There are around 250 genes that cause inherited retinal disease. In South Africa, myopia, glaucoma, acute macular degeneration and diabetes are the main causes of vision loss. They all have a large genetic component, according to Coetzee. “While there isn’t much that can be done to prevent a gene from inheriting, research in gene therapy has exploded over the past 15 years.
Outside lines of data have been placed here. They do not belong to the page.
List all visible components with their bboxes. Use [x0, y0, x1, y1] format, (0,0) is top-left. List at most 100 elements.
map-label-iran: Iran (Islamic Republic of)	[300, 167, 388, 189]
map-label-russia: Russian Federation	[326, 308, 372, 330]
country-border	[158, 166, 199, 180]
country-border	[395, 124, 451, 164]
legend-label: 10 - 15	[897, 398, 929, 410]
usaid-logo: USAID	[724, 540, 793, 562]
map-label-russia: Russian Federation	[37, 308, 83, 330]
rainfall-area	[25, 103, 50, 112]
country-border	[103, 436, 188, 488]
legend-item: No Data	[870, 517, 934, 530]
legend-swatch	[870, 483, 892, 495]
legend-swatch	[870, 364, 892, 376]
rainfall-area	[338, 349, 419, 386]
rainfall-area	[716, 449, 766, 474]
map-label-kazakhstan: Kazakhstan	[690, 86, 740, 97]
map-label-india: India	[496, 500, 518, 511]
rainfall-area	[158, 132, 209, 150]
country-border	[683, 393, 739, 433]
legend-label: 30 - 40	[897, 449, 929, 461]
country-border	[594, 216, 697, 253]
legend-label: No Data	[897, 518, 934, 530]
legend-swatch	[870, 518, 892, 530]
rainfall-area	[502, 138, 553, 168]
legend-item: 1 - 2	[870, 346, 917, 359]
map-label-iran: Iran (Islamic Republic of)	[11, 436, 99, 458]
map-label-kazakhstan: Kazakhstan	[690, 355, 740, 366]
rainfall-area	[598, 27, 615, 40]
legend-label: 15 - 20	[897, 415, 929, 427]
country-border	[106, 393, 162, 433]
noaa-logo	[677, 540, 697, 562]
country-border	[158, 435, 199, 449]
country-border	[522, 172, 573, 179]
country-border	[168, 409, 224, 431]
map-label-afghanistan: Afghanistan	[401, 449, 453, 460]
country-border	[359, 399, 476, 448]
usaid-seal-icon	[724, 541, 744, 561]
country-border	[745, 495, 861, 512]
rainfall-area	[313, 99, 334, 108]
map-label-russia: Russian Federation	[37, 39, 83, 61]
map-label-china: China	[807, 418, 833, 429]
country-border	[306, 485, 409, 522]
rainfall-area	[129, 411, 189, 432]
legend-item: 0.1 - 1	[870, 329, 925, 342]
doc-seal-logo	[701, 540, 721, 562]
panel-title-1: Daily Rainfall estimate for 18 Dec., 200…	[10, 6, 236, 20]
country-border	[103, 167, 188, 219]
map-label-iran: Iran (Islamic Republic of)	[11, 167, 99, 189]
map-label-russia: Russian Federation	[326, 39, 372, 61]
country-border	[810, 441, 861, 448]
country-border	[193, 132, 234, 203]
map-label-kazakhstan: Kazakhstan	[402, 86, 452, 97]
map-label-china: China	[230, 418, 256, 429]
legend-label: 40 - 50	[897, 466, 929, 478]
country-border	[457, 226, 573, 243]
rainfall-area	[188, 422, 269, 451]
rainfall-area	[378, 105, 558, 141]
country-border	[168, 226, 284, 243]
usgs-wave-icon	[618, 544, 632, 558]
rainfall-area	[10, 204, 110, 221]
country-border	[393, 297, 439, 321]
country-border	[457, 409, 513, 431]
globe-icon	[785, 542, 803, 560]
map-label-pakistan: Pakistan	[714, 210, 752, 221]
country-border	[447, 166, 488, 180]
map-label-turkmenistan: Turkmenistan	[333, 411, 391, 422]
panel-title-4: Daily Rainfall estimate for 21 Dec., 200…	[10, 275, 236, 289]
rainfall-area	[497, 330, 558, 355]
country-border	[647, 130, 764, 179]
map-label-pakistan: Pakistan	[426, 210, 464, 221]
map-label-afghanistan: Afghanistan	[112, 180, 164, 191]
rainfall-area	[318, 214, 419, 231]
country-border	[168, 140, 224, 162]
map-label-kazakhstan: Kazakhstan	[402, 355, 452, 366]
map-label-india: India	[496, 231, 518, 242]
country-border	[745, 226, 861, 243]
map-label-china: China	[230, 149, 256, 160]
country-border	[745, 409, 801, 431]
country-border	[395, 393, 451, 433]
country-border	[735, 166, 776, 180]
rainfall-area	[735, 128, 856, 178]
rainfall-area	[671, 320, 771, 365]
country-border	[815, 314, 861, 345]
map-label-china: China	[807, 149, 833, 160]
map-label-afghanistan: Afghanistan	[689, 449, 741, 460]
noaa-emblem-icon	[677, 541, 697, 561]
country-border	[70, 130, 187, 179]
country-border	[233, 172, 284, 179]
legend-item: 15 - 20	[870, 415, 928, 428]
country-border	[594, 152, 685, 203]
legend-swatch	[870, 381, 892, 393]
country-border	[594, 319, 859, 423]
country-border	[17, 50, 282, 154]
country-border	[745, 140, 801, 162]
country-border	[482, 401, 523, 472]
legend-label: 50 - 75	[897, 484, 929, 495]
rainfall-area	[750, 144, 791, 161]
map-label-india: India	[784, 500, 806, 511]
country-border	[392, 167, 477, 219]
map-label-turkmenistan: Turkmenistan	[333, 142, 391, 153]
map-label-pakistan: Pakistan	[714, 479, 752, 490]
The human retina is ideal for the evaluation of gene and cell therapy due to its accessibility for monitoring, imaging and surgical manipulation. Luxturna, a single-use gene therapy treatment, was approved by the United States Food and Drug Administration on December 19, 2017. It is used to improve vision in patients with genetic vision loss due to congenital amaurosis de Leber or retinitis pigmentosa, both retinal. dystrophies. Clinical trials involving retinal gene therapy are creating hope for future therapies for other retinal diseases.
How diet, lifestyle and environment can affect eye health
Although poor eyesight is often hereditary, the number of people with nearsightedness – which has a strong genetic component – has nearly doubled over the past decade. Coetzee says time spent in front of computers and cellphones could be a major contributing factor to eye problems such as nearsightedness.
“According to some epidemiological studies, spending time outdoors during infancy also reduces the onset of myopia, or nearsightedness, which has become more prevalent in recent years. This is just one example of how lifestyle rather than genetics can affect your eye health.
Coetzee says that in general, a healthy lifestyle is important for maintaining good eyesight. “Poor diet, smoking, and an unhealthy BMI (body mass index) can increase your chances of developing age-related macular degeneration. That is why it is important to eat a healthy diet and manage body weight, not to smoke, and to exercise regularly.
For patients with glaucoma, a vegan diet and regular physical activity can also help reduce pressure on the eyes. Antioxidants in fruits and vegetables can help reduce vision loss associated with aging. It is also important to take preventive measures. This may include protecting your eyes from the sun’s UV rays to prevent the development of cataracts.
How else can you prevent eye disease?
- Find out if your doctor offers genetic testing.
- Have regular eye exams to look for changes in the blood vessels or the retina that indicate diabetic retinopathy.
- Have your eyes tested regularly. This way, you can prevent yourself from having more problems in the future.